A double doping mechanism of Na+ + ½ Ti4+ → Ca2+ + ½ Cu2+ on the general formula Ca1−xNax(Cu3−x/2Tix/2)Ti4O12 has been used to prepare a series of isostructural CaCu3Ti4O12 (CCTO)-type perovskites. A complete solid solution exists for 0 ≤ x ≤ 1 and all compositions exhibit incipient ferroelectric behaviour with higher than expected intrinsic relative permittivity. Although CCTO ceramics typically exhibit n-type semiconductivity (room temperature, RT, resistivity of ∼10–100 Ω cm), Na(Cu5/2Ti1/2)Ti4O12 (NCTO) ceramics sintered at 950 °C consist of two insulating bulk phases (RT resistivity > 1 GΩ cm), one p-type and the other n-type. With increasing sintering temperature/period, the p-type phase transforms into the n-type phase.
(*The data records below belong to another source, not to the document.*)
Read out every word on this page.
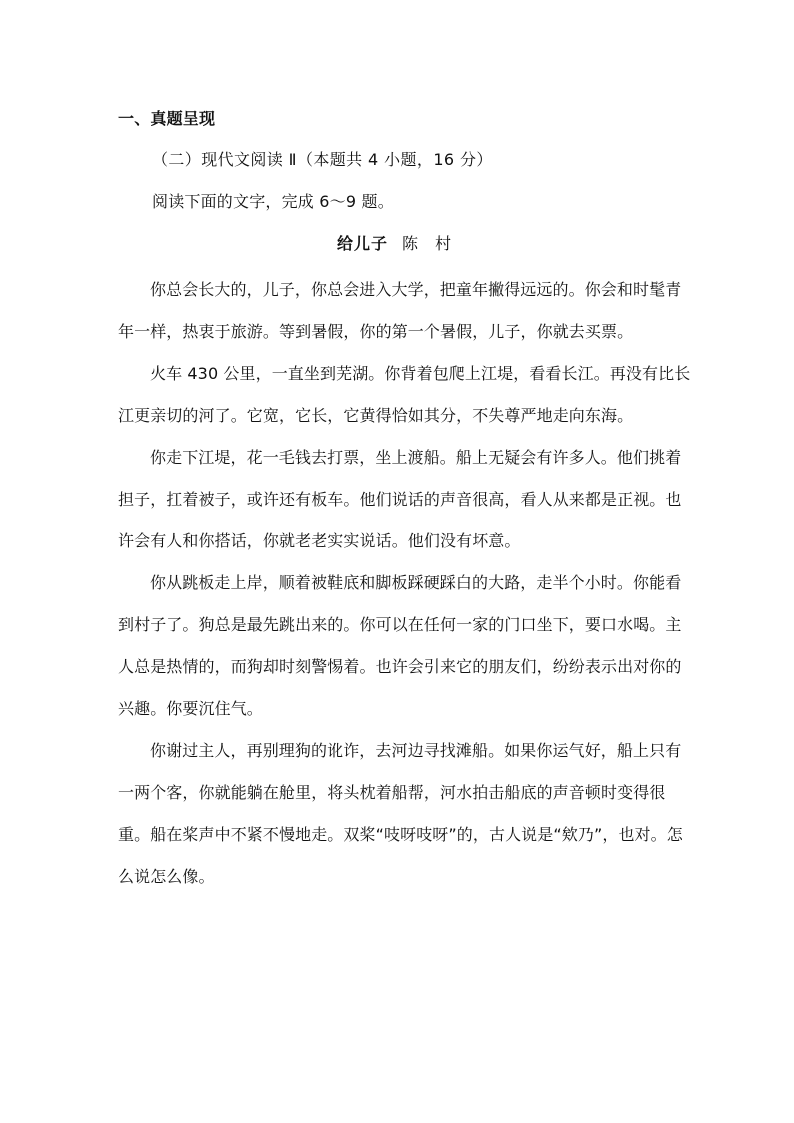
一、真题呈现
（二）现代文阅读 Ⅱ（本题共 4 小题，16 分）
阅读下面的文字，完成 6～9 题。
给儿子 陈 村

你总会长大的，儿子，你总会进入大学，把童年撇得远远的。你会和时髦青年一样，热衷于旅游。等到暑假，你的第一个暑假，儿子，你就去买票。

火车 430 公里，一直坐到芜湖。你背着包爬上江堤，看看长江。再没有比长江更亲切的河了。它宽，它长，它黄得恰如其分，不失尊严地走向东海。

你走下江堤，花一毛钱去打票，坐上渡船。船上无疑会有许多人。他们挑着担子，扛着被子，或许还有板车。他们说话的声音很高，看人从来都是正视。也许会有人和你搭话，你就老老实实说话。他们没有坏意。

你从跳板走上岸，顺着被鞋底和脚板踩硬踩白的大路，走半个小时。你能看到村子了。狗总是最先跳出来的。你可以在任何一家的门口坐下，要口水喝。主人总是热情的，而狗却时刻警惕着。也许会引来它的朋友们，纷纷表示出对你的兴趣。你要沉住气。

你谢过主人，再别理狗的讹诈，去河边寻找滩船。如果你运气好，船上只有一两个客，你就能躺在舱里，将头枕着船帮，河水拍击船底的声音顿时变得很重。船在桨声中不紧不慢地走。双桨“吱呀吱呀”的，古人说是“欸乃”，也对。怎么说怎么像。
During the transformation, the resistivity and activation energy for electrical conduction (Ea ∼ 1.0 eV) of the p-type phase remain unchanged, whereas the n-type phase becomes increasingly conductive with Ea decreasing from ∼ 0.71 to 0.11 eV with increasing sintering temperature. These changes are attributed to small variations in stoichiometry that occur during high temperature ceramic processing with oxygen-loss playing a crucial role.